The report found that awareness of equalities in the sporting sector has significantly increased in recent years and also summarises the key challenges facing the sector. Women, people with disabilities, Pakistani adults, and people of Muslim faith are all less likely to take part in sport, while less information was available about sport and sexual orientation, gender reassignment, pregnancy and maternity, and marriage and civil partnerships.
It also identified a number of key themes which can affect participation: negative experiences of PE, concerns about self-esteem and body confidence, the attitudes of others and the influence of family and peers, as well as issues relating to facilities, opportunities, and pathways.
There were also signposts to good examples within the report where organisations in sport have taken action, such as Trust Rugby Club becoming Scotland’s first registered unified rugby club, where disabled players train and play in the same team as non-disabled players, and transgender specific swimming sessions being offered through Glenogle Swim Centre.
Commenting on the report, sportscotland Chief Executive Stewart Harris said:
"It is pleasing the report outlines that significant progress has been made in recent years in Scotland in raising awareness and understanding of equalities.
"Equalities and Inclusion is a priority in sportScotland’s 2015-19 Corporate Plan as part of our mission to develop a world-class sporting system for everyone in Scotland. This report is a powerful resource to help organisations across sport drive improvement in equality and inclusion.
"sportScotland will use this research to refocus and refine our work, provide leadership for the sector, and keep raising awareness of the importance of equality and inclusion. We will continue working in partnership with sports, local authorities and their leisure agencies, clubs, and other sports organisations to achieve better accessibility and inclusion for everyone across Scottish sport."
Jamie Hepburn, Minister for Sport, Health Improvement and Mental Health, said:
"I welcome this report from sportScotland, which highlights some of the barriers that stop people from participating in sport, and also some of the excellent work that’s going on around Scotland to encourage sport for all. We will study the recommendations and continue to work with sportScotland, the Equality and Human Rights Commission – who I met with this month - and other partners to reduce inequality and increase participation, in line with our Active Scotland Outcomes Framework.
"There is much work already underway to close inequality gaps in physical activity participation. We are funding projects around the country that focus on some of these hard-to-reach groups where activity levels are lowest.
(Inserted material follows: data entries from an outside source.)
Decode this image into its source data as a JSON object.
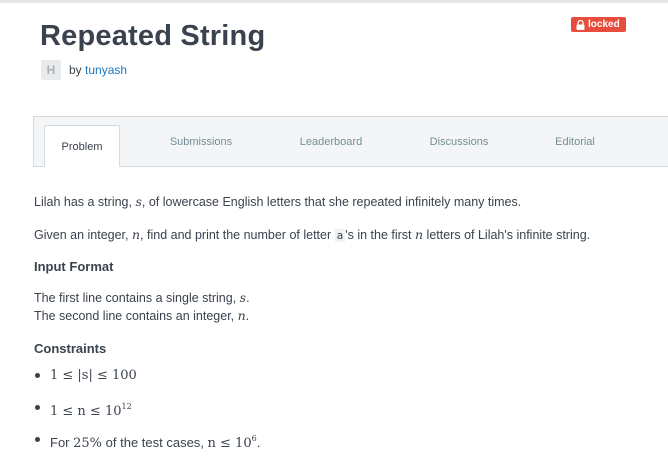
{
  "challenge": {
    "title": "Repeated String",
    "status_badge": "locked",
    "author_prefix": "by",
    "author_name": "tunyash",
    "avatar_letter": "H"
  },
  "tabs": [
    {
      "label": "Problem",
      "active": true
    },
    {
      "label": "Submissions",
      "active": false
    },
    {
      "label": "Leaderboard",
      "active": false
    },
    {
      "label": "Discussions",
      "active": false
    },
    {
      "label": "Editorial",
      "active": false
    }
  ],
  "problem": {
    "intro_pre": "Lilah has a string, ",
    "intro_var": "s",
    "intro_post": ", of lowercase English letters that she repeated infinitely many times.",
    "task_pre": "Given an integer, ",
    "task_var": "n",
    "task_mid": ", find and print the number of letter ",
    "task_code": "a",
    "task_mid2": "'s in the first ",
    "task_var2": "n",
    "task_post": " letters of Lilah's infinite string.",
    "input_heading": "Input Format",
    "input_line1_pre": "The first line contains a single string, ",
    "input_line1_var": "s",
    "input_line1_post": ".",
    "input_line2_pre": "The second line contains an integer, ",
    "input_line2_var": "n",
    "input_line2_post": ".",
    "constraints_heading": "Constraints",
    "constraint1": "1 ≤ |s| ≤ 100",
    "constraint2_base": "1 ≤ n ≤ 10",
    "constraint2_exp": "12",
    "constraint3_pre": "For ",
    "constraint3_pct": "25%",
    "constraint3_mid": " of the test cases, ",
    "constraint3_math": "n ≤ 10",
    "constraint3_exp": "6",
    "constraint3_post": "."
  },
  "colors": {
    "badge": "#e74c3c",
    "link": "#1d78c1",
    "text": "#39424e"
  }
}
This includes the Legacy 2014 Physical Activity fund, which has seen £800,000 invested in projects targeted in just this way. To provide more and better places to be active, we are working with sportScotland and remain on track to deliver 150 Community Sport Hubs across all local authority areas by next year. To date, 142 are already in place. In addition, our £10 million Legacy 2014 Active Places fund has benefited 188 projects in every corner of Scotland."
Scotland Director of the EHRC Alastair Pringle said:
"This research shows the importance of listening to people’s needs and the opportunities they actually want. We know that access to physical activity from the playground to the podium differs and some groups benefit more than others, so we are not surprised the research shows more work is needed to further inclusion in sport. There have been great strides made in access, public attitudes have greatly benefited from the recognition that our Paralympians got, and there has been a growth of interest in sports such as women's football, however, there remains much to be done.
"We support the commitments made by sportScotland and the Scottish government to progress equality in sports, but we need to see clear and measurable progress. This research points to some of the barriers and offers a framework for building strong and inclusive foundations from grassroots to sports’ governing bodies."
Notes to editors:
The research comprised four main stages; reviewing existing evidence, surveying almost 600 people who work in the sports sector, holding ten discussion groups with employees in the sports sector, and holding nine discussion groups with people with protected characteristics.